So wurde kein Kostenvoranschlag für die Umbaumaßnahmen an dem Anwesen des Angeklagten S. erbeten und erstellt. Auch sonst wurde zwischen den Parteien des Bauwerkvertrages bis zum Beginn der strafrechtlichen Ermittlungen nicht über die Höhe der Kosten der verschiedenen Leistungen und deren Bezahlung gesprochen. Der Angeklagte S. hätte aber frühzeitig daran interessiert sein müssen zu erfahren, welche Kosten auf ihn zukommen würden, wenn er diese hätte bezahlen wollen und sollen.
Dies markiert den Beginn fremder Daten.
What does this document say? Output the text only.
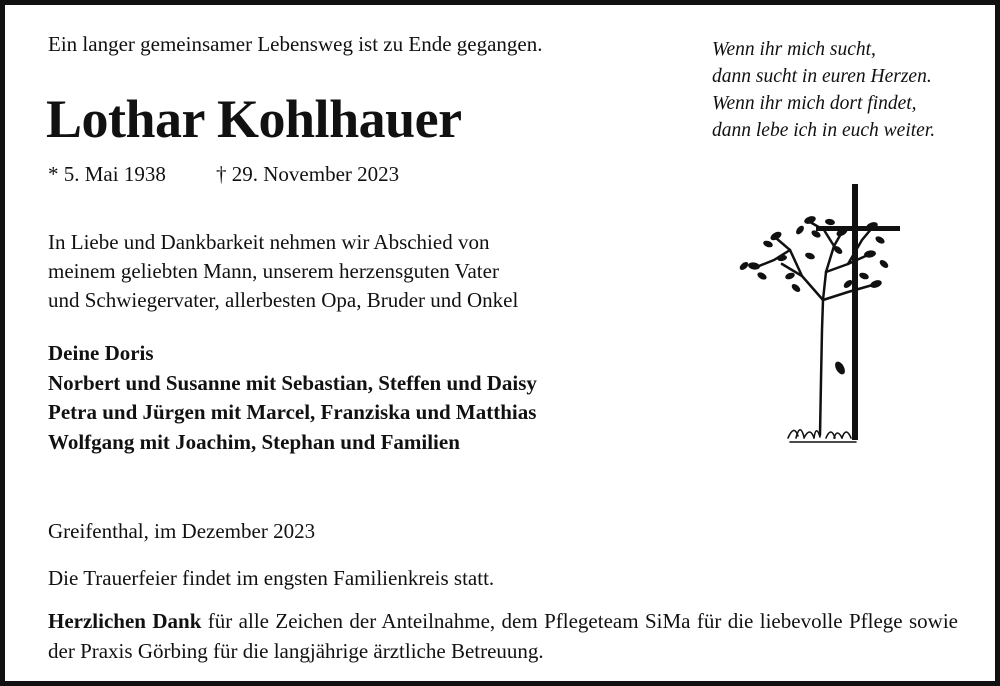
Ein langer gemeinsamer Lebensweg ist zu Ende gegangen.

Lothar Kohlhauer

* 5. Mai 1938 † 29. November 2023

In Liebe und Dankbarkeit nehmen wir Abschied von
meinem geliebten Mann, unserem herzensguten Vater
und Schwiegervater, allerbesten Opa, Bruder und Onkel
Deine Doris
Norbert und Susanne mit Sebastian, Steffen und Daisy
Petra und Jürgen mit Marcel, Franziska und Matthias
Wolfgang mit Joachim, Stephan und Familien

Greifenthal, im Dezember 2023

Die Trauerfeier findet im engsten Familienkreis statt.

Herzlichen Dank für alle Zeichen der Anteilnahme, dem Pflegeteam SiMa für die liebevolle Pflege sowie der Praxis Görbing für die langjährige ärztliche Betreuung.

Wenn ihr mich sucht,
dann sucht in euren Herzen.
Wenn ihr mich dort findet,
dann lebe ich in euch weiter.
Dies gilt besonders, weil er sich nach seinen Bekundungen in der Zeit, in der eine Rechnungsstellung für die Leistungen der Jahre 2012 und 2013 zu erwarten gewesen wäre, in finanziellen Schwierigkeiten befand. Auch nachdem er im Jahr 2017 Rechnungen angefordert hatte, war er schließlich nicht in der Lage diese zu bezahlen. Er hat letztlich weder die Gesamtsumme noch Teilbeträge der für eine bloße „Klimapflege“ offensichtlich inadäquaten Kosten für bauliche Maßnahmen an seinem privaten Anwesen bezahlt. Die Kosten für die Einschaltung eines Subunternehmers wurden durch die von den Angeklagten M. erbetene Nichterwähnung des Leistungsortes in dessen Rechnungen verschleiert; die späteren Arbeiten an den Außenanlagen wurden in die Schlussrechnung für das Projekt La. einbezogen und dadurch ebenfalls kaschiert. Angesichts des jahrelangen Desinteresses des Angeklagten S. daran, den Umfang der Kosten auch nur in Erfahrung zu bringen, wäre im Fall eines anfänglichen Einvernehmens der Partner der Bauwerkverträge über die vertragliche Zahlungspflicht des Auftraggebers S. eine andere Reaktion der Auftragnehmer M. zu erwarten gewesen als der angeblich nur unter diesen nach und nach erörterte und nie gegenüber dem Angeklagten S. ausgesprochene Gedanke, die Leistungen nicht in Rechnung zu stellen.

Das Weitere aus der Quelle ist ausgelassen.